Let’s confirm the model variability by evaluting the Rsquared.Let’s get the Rsquare by using misctools library.
library(miscTools)
# Calculate R2 for all Regression model predictions for test data set
R2_fwd <- rSquared(College.test$Outstate, resid = as.matrix(College.test$Outstate - fwd.preds))
R2_gam <- rSquared(College.test$Outstate, resid = as.matrix(College.test$Outstate - gam.preds))
R2_gam.6 <- rSquared(College.test$Outstate, resid = as.matrix(College.test$Outstate - gam.preds.6))
# Get all the RSquared into a matrix and print it
R2_all <- matrix(c(R2_fwd,R2_gam,R2_gam.6))
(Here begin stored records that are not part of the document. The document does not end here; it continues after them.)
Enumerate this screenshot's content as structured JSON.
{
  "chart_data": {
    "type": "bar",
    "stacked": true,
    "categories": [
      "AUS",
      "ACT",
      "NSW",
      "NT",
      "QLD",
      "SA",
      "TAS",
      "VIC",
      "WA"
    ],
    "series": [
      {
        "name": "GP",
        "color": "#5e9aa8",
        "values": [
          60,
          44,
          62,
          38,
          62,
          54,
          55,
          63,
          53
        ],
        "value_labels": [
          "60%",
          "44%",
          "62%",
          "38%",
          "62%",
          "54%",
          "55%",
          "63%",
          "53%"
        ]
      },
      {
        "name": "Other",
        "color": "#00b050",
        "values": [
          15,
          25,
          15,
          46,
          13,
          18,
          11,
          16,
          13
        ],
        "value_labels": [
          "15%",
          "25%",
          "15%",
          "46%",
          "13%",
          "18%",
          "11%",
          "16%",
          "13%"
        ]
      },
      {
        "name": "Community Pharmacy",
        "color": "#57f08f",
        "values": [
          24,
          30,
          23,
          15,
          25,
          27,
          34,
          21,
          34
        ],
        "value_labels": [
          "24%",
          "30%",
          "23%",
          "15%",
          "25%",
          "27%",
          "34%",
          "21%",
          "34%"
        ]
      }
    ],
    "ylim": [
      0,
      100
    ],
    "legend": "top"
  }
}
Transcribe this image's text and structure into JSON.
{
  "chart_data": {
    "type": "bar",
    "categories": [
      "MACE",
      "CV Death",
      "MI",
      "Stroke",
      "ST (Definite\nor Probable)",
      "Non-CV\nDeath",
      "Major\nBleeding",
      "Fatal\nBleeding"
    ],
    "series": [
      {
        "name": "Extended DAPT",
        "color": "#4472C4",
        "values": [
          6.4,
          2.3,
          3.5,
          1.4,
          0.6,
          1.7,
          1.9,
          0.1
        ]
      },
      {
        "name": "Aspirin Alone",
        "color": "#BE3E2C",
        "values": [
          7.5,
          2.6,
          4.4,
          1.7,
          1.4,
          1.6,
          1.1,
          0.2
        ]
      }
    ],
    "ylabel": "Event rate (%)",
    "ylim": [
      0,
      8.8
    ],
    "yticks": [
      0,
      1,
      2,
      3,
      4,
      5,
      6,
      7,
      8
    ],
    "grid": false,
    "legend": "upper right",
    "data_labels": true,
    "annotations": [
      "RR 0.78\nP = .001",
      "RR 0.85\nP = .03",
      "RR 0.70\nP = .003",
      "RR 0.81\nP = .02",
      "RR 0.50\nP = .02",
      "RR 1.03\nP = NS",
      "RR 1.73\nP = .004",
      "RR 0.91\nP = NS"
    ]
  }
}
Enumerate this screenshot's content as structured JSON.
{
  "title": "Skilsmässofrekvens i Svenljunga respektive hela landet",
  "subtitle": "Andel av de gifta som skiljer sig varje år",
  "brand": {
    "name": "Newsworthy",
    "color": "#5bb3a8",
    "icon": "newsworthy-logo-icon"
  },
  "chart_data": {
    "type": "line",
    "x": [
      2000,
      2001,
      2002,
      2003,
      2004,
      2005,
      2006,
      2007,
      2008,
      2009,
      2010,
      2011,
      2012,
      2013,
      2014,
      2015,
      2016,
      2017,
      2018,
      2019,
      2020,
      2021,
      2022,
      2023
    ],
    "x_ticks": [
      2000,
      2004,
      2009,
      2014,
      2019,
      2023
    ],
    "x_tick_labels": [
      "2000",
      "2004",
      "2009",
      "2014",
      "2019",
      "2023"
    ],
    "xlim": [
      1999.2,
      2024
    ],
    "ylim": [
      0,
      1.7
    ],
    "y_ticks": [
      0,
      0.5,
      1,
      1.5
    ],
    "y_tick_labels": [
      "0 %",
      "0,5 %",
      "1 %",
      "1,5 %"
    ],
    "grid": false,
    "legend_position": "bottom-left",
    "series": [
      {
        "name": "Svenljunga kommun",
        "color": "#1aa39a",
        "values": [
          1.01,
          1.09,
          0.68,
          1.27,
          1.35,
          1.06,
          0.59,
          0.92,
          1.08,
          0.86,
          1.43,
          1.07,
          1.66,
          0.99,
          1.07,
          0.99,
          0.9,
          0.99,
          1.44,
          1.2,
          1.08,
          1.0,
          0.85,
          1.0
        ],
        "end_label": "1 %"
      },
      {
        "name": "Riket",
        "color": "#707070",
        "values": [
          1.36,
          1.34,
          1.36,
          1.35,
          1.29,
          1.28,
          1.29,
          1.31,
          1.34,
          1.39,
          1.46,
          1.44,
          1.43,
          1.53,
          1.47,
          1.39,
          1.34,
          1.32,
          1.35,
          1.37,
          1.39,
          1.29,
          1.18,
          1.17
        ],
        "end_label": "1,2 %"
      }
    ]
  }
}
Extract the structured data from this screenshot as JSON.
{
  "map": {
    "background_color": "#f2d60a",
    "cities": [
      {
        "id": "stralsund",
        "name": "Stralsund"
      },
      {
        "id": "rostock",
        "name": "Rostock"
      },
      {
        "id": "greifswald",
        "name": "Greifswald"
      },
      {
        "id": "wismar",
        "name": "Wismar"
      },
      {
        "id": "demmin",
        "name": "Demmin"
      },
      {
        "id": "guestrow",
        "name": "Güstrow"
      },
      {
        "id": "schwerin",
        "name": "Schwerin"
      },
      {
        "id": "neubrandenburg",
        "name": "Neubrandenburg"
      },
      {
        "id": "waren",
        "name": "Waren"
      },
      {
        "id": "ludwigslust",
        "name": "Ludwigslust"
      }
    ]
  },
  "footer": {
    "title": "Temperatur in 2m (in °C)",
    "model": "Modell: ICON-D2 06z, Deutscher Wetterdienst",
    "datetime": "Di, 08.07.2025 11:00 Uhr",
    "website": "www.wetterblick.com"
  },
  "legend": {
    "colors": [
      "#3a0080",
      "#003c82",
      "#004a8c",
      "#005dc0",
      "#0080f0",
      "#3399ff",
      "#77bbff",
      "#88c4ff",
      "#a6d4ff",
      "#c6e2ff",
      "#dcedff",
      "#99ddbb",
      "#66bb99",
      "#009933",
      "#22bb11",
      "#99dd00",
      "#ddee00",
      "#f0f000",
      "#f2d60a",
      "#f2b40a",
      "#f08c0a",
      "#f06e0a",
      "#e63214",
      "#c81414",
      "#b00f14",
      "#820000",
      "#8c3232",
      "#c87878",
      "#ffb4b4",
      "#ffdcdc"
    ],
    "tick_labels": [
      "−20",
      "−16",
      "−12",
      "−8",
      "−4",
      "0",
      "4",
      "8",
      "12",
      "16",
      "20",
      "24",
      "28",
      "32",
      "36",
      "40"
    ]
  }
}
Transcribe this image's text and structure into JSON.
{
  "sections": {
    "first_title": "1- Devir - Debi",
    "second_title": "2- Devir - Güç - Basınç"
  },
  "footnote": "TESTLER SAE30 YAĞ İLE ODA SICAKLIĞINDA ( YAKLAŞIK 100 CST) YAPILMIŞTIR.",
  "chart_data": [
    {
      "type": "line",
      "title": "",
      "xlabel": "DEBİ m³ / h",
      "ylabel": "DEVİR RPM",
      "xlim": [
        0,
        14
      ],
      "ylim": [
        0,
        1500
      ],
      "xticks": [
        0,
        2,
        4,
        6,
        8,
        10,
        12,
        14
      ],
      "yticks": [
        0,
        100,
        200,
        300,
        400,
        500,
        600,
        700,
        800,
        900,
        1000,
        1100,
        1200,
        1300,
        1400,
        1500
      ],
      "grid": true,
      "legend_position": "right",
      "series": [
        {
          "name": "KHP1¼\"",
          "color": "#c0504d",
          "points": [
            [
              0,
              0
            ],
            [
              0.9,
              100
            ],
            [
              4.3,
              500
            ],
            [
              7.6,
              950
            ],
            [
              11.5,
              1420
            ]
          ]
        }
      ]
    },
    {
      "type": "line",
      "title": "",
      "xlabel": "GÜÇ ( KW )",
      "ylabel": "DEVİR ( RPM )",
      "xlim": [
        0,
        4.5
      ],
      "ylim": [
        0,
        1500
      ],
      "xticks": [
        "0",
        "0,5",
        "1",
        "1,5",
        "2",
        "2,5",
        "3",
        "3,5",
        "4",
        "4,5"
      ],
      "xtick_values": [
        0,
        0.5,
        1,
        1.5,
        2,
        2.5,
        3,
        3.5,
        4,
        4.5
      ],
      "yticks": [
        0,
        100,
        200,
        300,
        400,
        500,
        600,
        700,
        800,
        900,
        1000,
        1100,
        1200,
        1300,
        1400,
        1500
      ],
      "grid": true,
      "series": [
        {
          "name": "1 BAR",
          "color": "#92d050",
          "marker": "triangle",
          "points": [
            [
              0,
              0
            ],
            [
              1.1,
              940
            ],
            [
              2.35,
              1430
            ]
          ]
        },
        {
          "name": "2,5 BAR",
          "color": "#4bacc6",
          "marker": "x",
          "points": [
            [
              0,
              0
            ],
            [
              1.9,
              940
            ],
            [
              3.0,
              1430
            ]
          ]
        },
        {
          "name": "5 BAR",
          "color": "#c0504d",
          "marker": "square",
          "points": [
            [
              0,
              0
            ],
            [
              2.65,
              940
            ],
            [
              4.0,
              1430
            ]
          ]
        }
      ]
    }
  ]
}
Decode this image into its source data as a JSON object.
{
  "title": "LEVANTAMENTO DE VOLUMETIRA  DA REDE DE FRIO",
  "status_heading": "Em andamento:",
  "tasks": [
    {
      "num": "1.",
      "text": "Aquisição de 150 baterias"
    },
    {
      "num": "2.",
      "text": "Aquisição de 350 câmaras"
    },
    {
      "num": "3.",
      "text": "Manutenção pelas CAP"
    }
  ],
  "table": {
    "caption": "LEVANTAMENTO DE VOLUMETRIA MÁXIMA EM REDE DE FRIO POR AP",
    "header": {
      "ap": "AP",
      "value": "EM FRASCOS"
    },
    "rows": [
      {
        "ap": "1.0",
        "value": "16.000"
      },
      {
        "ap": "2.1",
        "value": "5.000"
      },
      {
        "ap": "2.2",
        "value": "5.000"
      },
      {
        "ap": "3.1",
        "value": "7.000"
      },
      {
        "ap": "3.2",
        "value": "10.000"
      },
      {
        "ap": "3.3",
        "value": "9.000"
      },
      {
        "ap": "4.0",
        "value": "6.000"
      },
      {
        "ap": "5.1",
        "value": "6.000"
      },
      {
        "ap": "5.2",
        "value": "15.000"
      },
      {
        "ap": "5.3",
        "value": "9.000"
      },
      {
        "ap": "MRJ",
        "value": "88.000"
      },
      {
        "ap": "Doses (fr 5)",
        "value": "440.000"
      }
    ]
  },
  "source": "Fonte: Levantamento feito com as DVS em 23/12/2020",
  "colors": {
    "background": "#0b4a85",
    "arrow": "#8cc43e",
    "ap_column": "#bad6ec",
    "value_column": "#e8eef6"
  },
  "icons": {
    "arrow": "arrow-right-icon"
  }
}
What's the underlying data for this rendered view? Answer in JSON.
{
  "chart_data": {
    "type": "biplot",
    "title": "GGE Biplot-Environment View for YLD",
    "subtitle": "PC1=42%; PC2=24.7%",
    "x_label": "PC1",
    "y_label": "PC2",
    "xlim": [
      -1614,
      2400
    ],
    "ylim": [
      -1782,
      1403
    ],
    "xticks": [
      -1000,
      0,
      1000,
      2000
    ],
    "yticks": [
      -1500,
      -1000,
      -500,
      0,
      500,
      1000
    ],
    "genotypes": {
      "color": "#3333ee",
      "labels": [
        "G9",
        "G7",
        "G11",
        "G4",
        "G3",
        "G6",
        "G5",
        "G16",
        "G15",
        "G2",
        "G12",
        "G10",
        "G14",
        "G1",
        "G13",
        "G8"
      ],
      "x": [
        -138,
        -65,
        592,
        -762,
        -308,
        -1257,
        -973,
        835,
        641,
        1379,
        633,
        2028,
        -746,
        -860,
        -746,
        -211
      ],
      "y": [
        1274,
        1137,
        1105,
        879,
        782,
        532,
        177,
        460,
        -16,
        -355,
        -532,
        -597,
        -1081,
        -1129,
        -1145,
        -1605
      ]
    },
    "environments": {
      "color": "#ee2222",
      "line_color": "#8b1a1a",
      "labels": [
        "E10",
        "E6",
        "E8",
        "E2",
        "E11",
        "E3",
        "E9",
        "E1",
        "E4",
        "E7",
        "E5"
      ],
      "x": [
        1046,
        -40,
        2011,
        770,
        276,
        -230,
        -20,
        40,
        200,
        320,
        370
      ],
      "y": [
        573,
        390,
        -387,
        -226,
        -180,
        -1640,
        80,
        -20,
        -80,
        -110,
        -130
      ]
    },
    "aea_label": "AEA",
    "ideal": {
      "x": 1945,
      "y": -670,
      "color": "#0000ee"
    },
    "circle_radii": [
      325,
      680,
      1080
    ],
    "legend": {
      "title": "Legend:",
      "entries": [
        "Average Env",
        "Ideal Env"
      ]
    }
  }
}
dimnames(R2_all) = list(c("R2-Fwd step - 10a","R2-GAM-10b","R2-GAM with 6 predictors -10c"))
R2_all
## [,1]
## R2-Fwd step - 10a 0.7829694
## R2-GAM-10b 0.8102761
## R2-GAM with 6 predictors -10c 0.8147880
Finally, we conclude that the model performed better on the test dataset and it is clear that linearity doesnt hold much on some of the predictors. We could conclude that 81.5% of variability is explained by this GAM fit with 6 predictors.
# Lets print the summary
summary(gam.fit.6)
##
## Call: gam(formula = Outstate ~ Private + s(Room.Board, 3) + s(PhD,
## 3) + s(perc.alumni, 4) + s(Expend, 4) + s(Grad.Rate, 4),
## data = College.train)
## Deviance Residuals:
## Min 1Q Median 3Q Max
## -7358.0067 -1129.6487 0.8298 1236.7461 7924.4294
##
## (Dispersion Parameter for gaussian family taken to be 3566999)
##
## Null Deviance: 9873303076 on 620 degrees of freedom
## Residual Deviance: 2143763985 on 600.9993 degrees of freedom
## AIC: 11153.17
##
## Number of Local Scoring Iterations: 2
##
## Anova for Parametric Effects
## Df Sum Sq Mean Sq F value Pr(>F)
## Private 1 2605271147 2605271147 730.382 < 2.2e-16 ***
## s(Room.Board, 3) 1 1957860876 1957860876 548.882 < 2.2e-16 ***
## s(PhD, 3) 1 637208618 637208618 178.640 < 2.2e-16 ***
## s(perc.alumni, 4) 1 398355862 398355862 111.678 < 2.2e-16 ***
## s(Expend, 4) 1 783088579 783088579 219.537 < 2.2e-16 ***
## s(Grad.Rate, 4) 1 140623891 140623891 39.424 6.541e-10 ***
## Residuals 601 2143763985 3566999
## ---
## Signif. codes: 0 '***' 0.001 '**' 0.01 '*' 0.05 '.' 0.1 ' ' 1
##
## Anova for Nonparametric Effects
## Npar Df Npar F Pr(F)
## (Intercept)
## Private
## s(Room.Board, 3) 2 2.632 0.07279 .
## s(PhD, 3) 2 1.568 0.20938
## s(perc.alumni, 4) 3 1.416 0.23702
## s(Expend, 4) 3 33.973 < 2e-16 ***
## s(Grad.Rate, 4) 3 2.179 0.08942 .
## ---
## Signif. codes: 0 '***' 0.001 '**' 0.01 '*' 0.05 '.' 0.1 ' ' 1
ANOVA shows a strong evidence of non-linear relationship between ‘Outstate’ and ‘Expend’. This is evident even on the GAM plot. Room.Board and Grad.Rate are the next close ones (based on p-value 0.1).